“Teaching inmates was a great way to learn the limits of your power and control,” Kern says. “The illusion breaks down very quickly.”
John Kern of Pacific Grove is an adjunct faculty member in the Life Science Division at Monterey Peninsula College where he teaches ornamental horticulture. For 27 years he taught it in prison – 25 years in the Correctional Training Facility in Soledad and two years at Folsom State Prison – as part of vocational and educational programs.
The inmates learned irrigation and sustainable landscaping, ran a nursery, maintained the prison grounds and provided plants for public projects, all of which Kern says expanded their sense of the world, boosted self-esteem and gave them highly employable skills.
When he first started in 1985, Kern says Soledad was 212 percent over its design capacity and the culture inside was “quite rough and violent.” He says Soledad kept getting better and better in culture, respect, hope, programs and participation. He retired in 2017, and is now writing a book about his experiences.
Weekly: What did you teach inmates?
Kern: Landscape horticulture. Within that, maintenance, construction, nursery or plant propagation, turf management. Sometimes arboriculture, but trees are sometimes hard to find in prison. Basically a complete two-year program in ornamental horticulture.
What was it like when you first started?
I was learning the ropes. I had never taught anything before. At the height of the overcrowding, there was a tendency to incarcerate for the sole purpose of punishing with little regard to what will happen when they were released. It created a cynical attitude toward rehab programs, that they were useless or window dressing. I’ve [told] the legislature that rehab exists because an inmate without hope is impossible to manage.
Where have seedlings from the program been planted?
We had all the beaches, from Monterey to Moss Landing. In recent years, Fort Ord Dunes State Park. Since 1992 we probably produced several hundred thousand seedlings of native plants with State Parks. [Inmates] liked that it helped the community, it gave them consciousness. When one inmate was picked up by his family [upon release], his first stop was going to be Marina State Beach to show [them] the results of his handiwork.
Was there a therapeutic aspect to ornamental horticulture?
Yes. It was not state policy to provide therapy. But there’s an aspect to working in landscaping that we feel is therapeutic and a wonderful way to spend your life: work with your hands outside, manage the aesthetics of our environment, and get paid.
Did inmates grow fruits and vegetables?
Inmates don’t get the best food and don’t have fresh produce, so there was a certain amount of growing fruits and vegetables. It became part of the prison underground economy.

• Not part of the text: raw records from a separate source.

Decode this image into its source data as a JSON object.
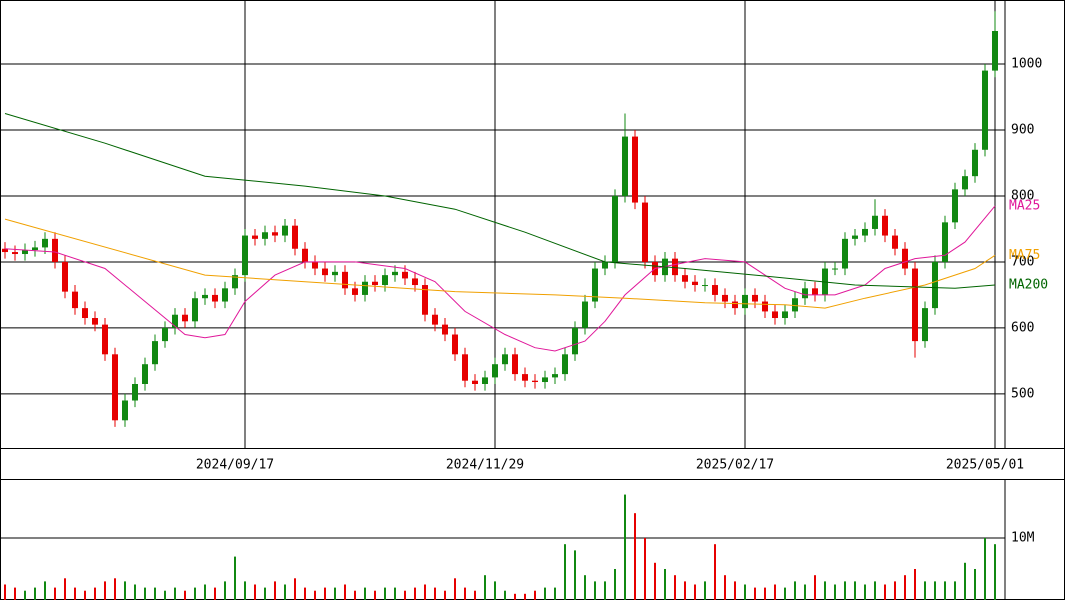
{
  "chart_data": [
    {
      "type": "candlestick",
      "xlim": [
        -0.5,
        100
      ],
      "ylim": [
        418,
        1097
      ],
      "yticks": [
        500,
        600,
        700,
        800,
        900,
        1000
      ],
      "xticks": [
        {
          "value": 24,
          "label": "2024/09/17"
        },
        {
          "value": 49,
          "label": "2024/11/29"
        },
        {
          "value": 74,
          "label": "2025/02/17"
        },
        {
          "value": 99,
          "label": "2025/05/01"
        }
      ],
      "up_color": "#118811",
      "down_color": "#e60000",
      "grid": true,
      "open": [
        720,
        715,
        712,
        718,
        722,
        735,
        700,
        655,
        630,
        615,
        605,
        560,
        460,
        490,
        515,
        545,
        580,
        600,
        620,
        610,
        645,
        650,
        640,
        660,
        680,
        740,
        735,
        745,
        740,
        755,
        720,
        700,
        690,
        680,
        685,
        660,
        650,
        670,
        665,
        680,
        685,
        675,
        665,
        620,
        605,
        590,
        560,
        520,
        515,
        525,
        545,
        560,
        530,
        520,
        518,
        525,
        530,
        560,
        600,
        640,
        690,
        700,
        800,
        890,
        790,
        700,
        680,
        705,
        680,
        670,
        665,
        665,
        650,
        640,
        630,
        650,
        640,
        625,
        615,
        625,
        645,
        660,
        650,
        690,
        690,
        735,
        740,
        750,
        770,
        740,
        720,
        690,
        580,
        630,
        700,
        760,
        810,
        830,
        870,
        990
      ],
      "high": [
        730,
        725,
        728,
        732,
        745,
        745,
        710,
        665,
        640,
        625,
        615,
        570,
        500,
        525,
        555,
        590,
        610,
        630,
        630,
        655,
        660,
        660,
        670,
        690,
        750,
        750,
        755,
        755,
        765,
        765,
        730,
        710,
        700,
        695,
        695,
        670,
        680,
        680,
        690,
        695,
        695,
        685,
        675,
        630,
        615,
        600,
        570,
        530,
        535,
        555,
        570,
        570,
        540,
        530,
        535,
        540,
        570,
        610,
        650,
        700,
        710,
        810,
        925,
        900,
        800,
        710,
        715,
        715,
        690,
        680,
        675,
        675,
        660,
        650,
        660,
        660,
        650,
        635,
        635,
        655,
        670,
        670,
        700,
        700,
        745,
        750,
        760,
        795,
        780,
        750,
        730,
        700,
        640,
        710,
        770,
        820,
        840,
        880,
        1000,
        1080
      ],
      "low": [
        705,
        702,
        702,
        708,
        712,
        690,
        645,
        620,
        605,
        595,
        550,
        450,
        450,
        480,
        505,
        535,
        570,
        590,
        600,
        600,
        635,
        630,
        630,
        650,
        670,
        725,
        725,
        730,
        730,
        710,
        690,
        680,
        670,
        670,
        650,
        640,
        640,
        655,
        655,
        670,
        665,
        655,
        610,
        595,
        580,
        550,
        510,
        505,
        505,
        515,
        535,
        520,
        510,
        508,
        508,
        515,
        520,
        550,
        590,
        630,
        680,
        690,
        790,
        780,
        690,
        670,
        670,
        670,
        660,
        655,
        655,
        640,
        630,
        620,
        620,
        630,
        615,
        605,
        605,
        615,
        635,
        640,
        640,
        680,
        680,
        725,
        730,
        740,
        730,
        710,
        680,
        555,
        570,
        620,
        690,
        750,
        800,
        820,
        860,
        980
      ],
      "close": [
        715,
        712,
        718,
        722,
        735,
        700,
        655,
        630,
        615,
        605,
        560,
        460,
        490,
        515,
        545,
        580,
        600,
        620,
        610,
        645,
        650,
        640,
        660,
        680,
        740,
        735,
        745,
        740,
        755,
        720,
        700,
        690,
        680,
        685,
        660,
        650,
        670,
        665,
        680,
        685,
        675,
        665,
        620,
        605,
        590,
        560,
        520,
        515,
        525,
        545,
        560,
        530,
        520,
        518,
        525,
        530,
        560,
        600,
        640,
        690,
        700,
        800,
        890,
        790,
        700,
        680,
        705,
        680,
        670,
        665,
        665,
        650,
        640,
        630,
        650,
        640,
        625,
        615,
        625,
        645,
        660,
        650,
        690,
        690,
        735,
        740,
        750,
        770,
        740,
        720,
        690,
        580,
        630,
        700,
        760,
        810,
        830,
        870,
        990,
        1050
      ],
      "series": [
        {
          "name": "MA25",
          "color": "#e0189a",
          "x": [
            0,
            5,
            10,
            14,
            18,
            20,
            22,
            24,
            27,
            30,
            35,
            40,
            43,
            46,
            50,
            53,
            55,
            58,
            60,
            62,
            65,
            70,
            74,
            78,
            80,
            83,
            86,
            88,
            91,
            94,
            96,
            99
          ],
          "values": [
            720,
            715,
            690,
            640,
            590,
            585,
            590,
            640,
            680,
            700,
            700,
            690,
            670,
            625,
            590,
            570,
            565,
            580,
            610,
            650,
            690,
            705,
            700,
            660,
            650,
            650,
            665,
            690,
            705,
            710,
            730,
            785
          ]
        },
        {
          "name": "MA75",
          "color": "#f0a000",
          "x": [
            0,
            20,
            30,
            45,
            55,
            62,
            70,
            78,
            82,
            86,
            92,
            97,
            99
          ],
          "values": [
            765,
            680,
            670,
            655,
            650,
            645,
            638,
            635,
            630,
            645,
            665,
            690,
            710
          ]
        },
        {
          "name": "MA200",
          "color": "#006400",
          "x": [
            0,
            10,
            20,
            30,
            38,
            45,
            52,
            60,
            68,
            75,
            85,
            95,
            99
          ],
          "values": [
            925,
            880,
            830,
            815,
            800,
            780,
            745,
            700,
            690,
            680,
            665,
            660,
            665
          ]
        }
      ]
    },
    {
      "type": "bar",
      "xlim": [
        -0.5,
        100
      ],
      "ylim": [
        0,
        19350000
      ],
      "yticks": [
        {
          "value": 10000000,
          "label": "10M"
        }
      ],
      "values": [
        2500000,
        2000000,
        1500000,
        2000000,
        3000000,
        2000000,
        3500000,
        2000000,
        1500000,
        2000000,
        3000000,
        3500000,
        3000000,
        2500000,
        2000000,
        2000000,
        1500000,
        2000000,
        1500000,
        2000000,
        2500000,
        2000000,
        3000000,
        7000000,
        3000000,
        2500000,
        2000000,
        3000000,
        2500000,
        3500000,
        2000000,
        1500000,
        2000000,
        2000000,
        2500000,
        1500000,
        2000000,
        1500000,
        2000000,
        2000000,
        1500000,
        2000000,
        2500000,
        2000000,
        1500000,
        3500000,
        2000000,
        1500000,
        4000000,
        3000000,
        1500000,
        1000000,
        1000000,
        1500000,
        2000000,
        2000000,
        9000000,
        8000000,
        4000000,
        3000000,
        3000000,
        5000000,
        17000000,
        14000000,
        10000000,
        6000000,
        5000000,
        4000000,
        3000000,
        2500000,
        3000000,
        9000000,
        4000000,
        3000000,
        2500000,
        2000000,
        2000000,
        2500000,
        2000000,
        3000000,
        2500000,
        4000000,
        3000000,
        2500000,
        3000000,
        3000000,
        2500000,
        3000000,
        2500000,
        3000000,
        4000000,
        5000000,
        3000000,
        3000000,
        3000000,
        3000000,
        6000000,
        5000000,
        10000000,
        9000000
      ]
    }
  ]
}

How were you and other instructors protected?
If you are contributing to the betterment of inmates, the population works to protect you – and the program – from harm. I’ve had inmates tell me where weapons stock had been secreted.
What was the difference between teaching inmates and teaching college?
Teaching is teaching. The principles are the same. Especially with adults. You need to get their hands busy, not just stand in front and lecture.
Could inmates earn certificates?
Yes. All the education programs in the prison system are accredited by the Western Association of Schools and Colleges. We arranged for industry certification to be offered when possible. I was training students [to get] their Qualified Applicator Certificate. The credentials help them get over the stigmas of being an ex-offender.
Did you ever come to trust inmates and like them, and vice versa?
Inmates can be likable. A professional hazard is to get too comfortable. Once in a while you go to the records room and read their file, to be reminded of what they have been. I read the file of this young man who had been so sunny and helpful. He’d been incarcerated for assault with a deadly weapon.
What did you learn from being in the prison environment for so long?
The lessons of dealing with inmates are the lessons for dealing with all people: fairness, firmness, good boundaries. A sense of humor is prerequisite number-one for making it through this thing called life.